Recently, the New York Times reported on immigration and drug traffic across the U.S.-Mexico border where it crosscuts the Tohono O’odham Nation in Arizona, a story HCN covered in-depth in 2007. The situation is horrific: strangers knock on doors to entice and scare tribal members into smuggling, while pervasive Border Patrol inconvenience and intimidate the O’odham people on a daily basis. The Times reports:
(S)ome residents are angry at the intrusion of hundreds of federal agents, including some who stay for a week at a time on bases in remote parts of the reservation. The surge in agents who cruise the roads has meant more checkpoints and tighter controls on a border that tribal members, 1,500 of whom live in Mexico, once freely crossed.
The once-placid reservation feels like a “militarized zone,” said Ned Norris Jr., the tribal chairman, who also says the tribe must cooperate to stem the cartels. “Drug smuggling is a problem we didn’t create, but now we’re having to deal with the consequences.”
What neither article asks clearly, however, is whether the militarized reality on the reservation is an environmental justice issue. Should the O’odham, the EPA, and environmental non-profits demand the Department of Homeland Security alter its treatment of the O’odham and their environment?
A just society is one in which “the environmental benefits and burdens are distributed fairly,” and the typical environmental justice narrative involves the disproportional (thus racist) siting of industries and their wastes in minority communities (such as the plight of Mountain View, New Mexico, detailed in the latest HCN). That’s occurring on the reservation to a degree. But if we’ve learned anything from the environmental justice movement, it’s that “the environment” is always also social, and psychological. Take care of people in general, and a healthy environment necessarily follows, and vice versa.
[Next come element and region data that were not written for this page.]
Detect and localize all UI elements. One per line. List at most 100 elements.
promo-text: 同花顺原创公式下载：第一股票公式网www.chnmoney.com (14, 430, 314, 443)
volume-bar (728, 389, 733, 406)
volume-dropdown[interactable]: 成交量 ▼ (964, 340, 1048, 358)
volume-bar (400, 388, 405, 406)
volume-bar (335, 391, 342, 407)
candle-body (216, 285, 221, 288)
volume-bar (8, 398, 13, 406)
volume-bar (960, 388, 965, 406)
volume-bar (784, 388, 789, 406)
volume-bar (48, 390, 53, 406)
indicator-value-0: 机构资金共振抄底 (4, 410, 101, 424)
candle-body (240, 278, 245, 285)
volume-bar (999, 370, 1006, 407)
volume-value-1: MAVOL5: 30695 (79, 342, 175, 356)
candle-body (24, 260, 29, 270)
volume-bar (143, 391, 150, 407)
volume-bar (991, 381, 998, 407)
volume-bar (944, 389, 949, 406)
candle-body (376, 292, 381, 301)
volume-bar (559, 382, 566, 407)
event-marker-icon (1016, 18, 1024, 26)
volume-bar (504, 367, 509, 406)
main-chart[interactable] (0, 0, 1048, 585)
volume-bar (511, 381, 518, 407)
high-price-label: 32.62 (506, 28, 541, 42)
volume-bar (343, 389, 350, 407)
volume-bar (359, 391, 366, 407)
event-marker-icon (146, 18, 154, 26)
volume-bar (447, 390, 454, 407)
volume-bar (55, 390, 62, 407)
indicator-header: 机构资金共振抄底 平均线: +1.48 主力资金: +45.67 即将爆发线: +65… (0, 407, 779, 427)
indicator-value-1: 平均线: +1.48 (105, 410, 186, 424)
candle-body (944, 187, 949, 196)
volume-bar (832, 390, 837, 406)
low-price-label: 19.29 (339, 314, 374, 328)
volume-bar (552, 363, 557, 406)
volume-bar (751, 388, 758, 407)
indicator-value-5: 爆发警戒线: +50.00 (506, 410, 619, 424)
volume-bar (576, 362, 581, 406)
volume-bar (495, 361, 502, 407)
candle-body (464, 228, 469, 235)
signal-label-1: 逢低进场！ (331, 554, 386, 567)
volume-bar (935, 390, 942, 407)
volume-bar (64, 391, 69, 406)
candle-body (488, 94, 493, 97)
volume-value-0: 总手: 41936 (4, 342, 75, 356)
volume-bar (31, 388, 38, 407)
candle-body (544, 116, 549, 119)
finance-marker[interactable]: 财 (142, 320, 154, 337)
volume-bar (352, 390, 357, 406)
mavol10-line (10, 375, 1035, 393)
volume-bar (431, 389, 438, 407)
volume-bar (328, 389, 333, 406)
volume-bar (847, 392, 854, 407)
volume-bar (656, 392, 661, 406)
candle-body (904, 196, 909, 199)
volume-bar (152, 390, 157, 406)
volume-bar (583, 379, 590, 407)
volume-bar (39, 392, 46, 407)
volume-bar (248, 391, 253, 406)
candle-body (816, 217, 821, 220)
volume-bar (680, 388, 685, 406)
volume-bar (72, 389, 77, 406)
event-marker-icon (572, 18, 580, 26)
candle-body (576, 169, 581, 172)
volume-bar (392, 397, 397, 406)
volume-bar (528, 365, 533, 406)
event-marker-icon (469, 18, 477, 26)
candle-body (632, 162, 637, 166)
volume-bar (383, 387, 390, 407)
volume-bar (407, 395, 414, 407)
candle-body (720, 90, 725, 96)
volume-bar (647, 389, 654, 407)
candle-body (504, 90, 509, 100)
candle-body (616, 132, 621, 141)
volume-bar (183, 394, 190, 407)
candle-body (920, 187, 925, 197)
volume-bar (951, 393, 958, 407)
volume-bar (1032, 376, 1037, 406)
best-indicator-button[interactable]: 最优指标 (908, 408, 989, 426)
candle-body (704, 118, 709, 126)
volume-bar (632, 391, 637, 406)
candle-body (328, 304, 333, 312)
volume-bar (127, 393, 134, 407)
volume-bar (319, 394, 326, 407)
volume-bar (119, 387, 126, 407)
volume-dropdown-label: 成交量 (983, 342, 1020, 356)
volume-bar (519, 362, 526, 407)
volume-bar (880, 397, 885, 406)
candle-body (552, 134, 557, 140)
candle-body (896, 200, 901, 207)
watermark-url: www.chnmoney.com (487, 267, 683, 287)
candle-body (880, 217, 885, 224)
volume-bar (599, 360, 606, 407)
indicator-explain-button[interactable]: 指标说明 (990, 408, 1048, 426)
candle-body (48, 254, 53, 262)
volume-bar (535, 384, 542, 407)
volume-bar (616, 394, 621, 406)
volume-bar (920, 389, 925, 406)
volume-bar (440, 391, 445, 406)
Consider how, in the ’90s, the Tohono O’odham were without a key local — and I would argue, environmental — benefit: adequate border security. Something like the “virtual wall” of camera towers now in the planning stages for the reservation should have been installed at the same time as the U.S. tamped down on stretches of the border in California and Texas. Instead, the U.S. essentially funneled immigrants and traffickers across the rugged, 75-mile border of the reservation. This egregious oversight resulted in the dumping of physical and psychological waste on tribal land and its members. In 2009, 400-450 undocumented immigrants entered the reservation a day (10 percent of them with criminal histories), leaving incredible amounts of trash — and anxiety — strewn across the O’odham’s landscape.
Now that the mess is made, however, the Border Patrol should do its job while also minimizing its visibility and impact on the reservation. Yet it’s clear that the Border Patrol is an undue burden on the community, further scarring the reservation “as ever more wildcat roads are cut through the southern part” to track down people sneaking North on foot. Border Patrol’s impact on the O’odham psyche, meanwhile, is unquantifiable. A more responsible security operation might concentrate on the borderline itself, instead of crisscrossing the bulk of the reservation. And more importantly, the feds should hurry up and tackle the sources and sinks of trafficking and immigration.
To be fair, one reason the O’odham’s land is such a drug conduit is that the tribe — some of which lives across the border — doesn’t want an impenetrable wall built through their land and heritage. Currently, only a semi-porous wall of poles and “Normandy-style barriers” exists, which stops cars and trucks from making a break for it, while, in theory, allowing the O’odham to visit family, gather plants and animals, and so forth.
But that a solid barrier hasn’t been built along this 75-mile stretch is perhaps the only heartening side to this story, because it means the Tohono O’odham do hold some sway in the border conversation. That’s the first tenet of environmental justice: “the opportunity for ‘all people regardless of race, ethnicity, income, national origin or educational level’ to have ‘meaningful involvement’ in environmental decision-making.”
Do they have enough say? The Times‘s frightening report suggests they don’t. More people should be listening to the O’odham. The White House and others should make the Border Patrol take environmental justice seriously.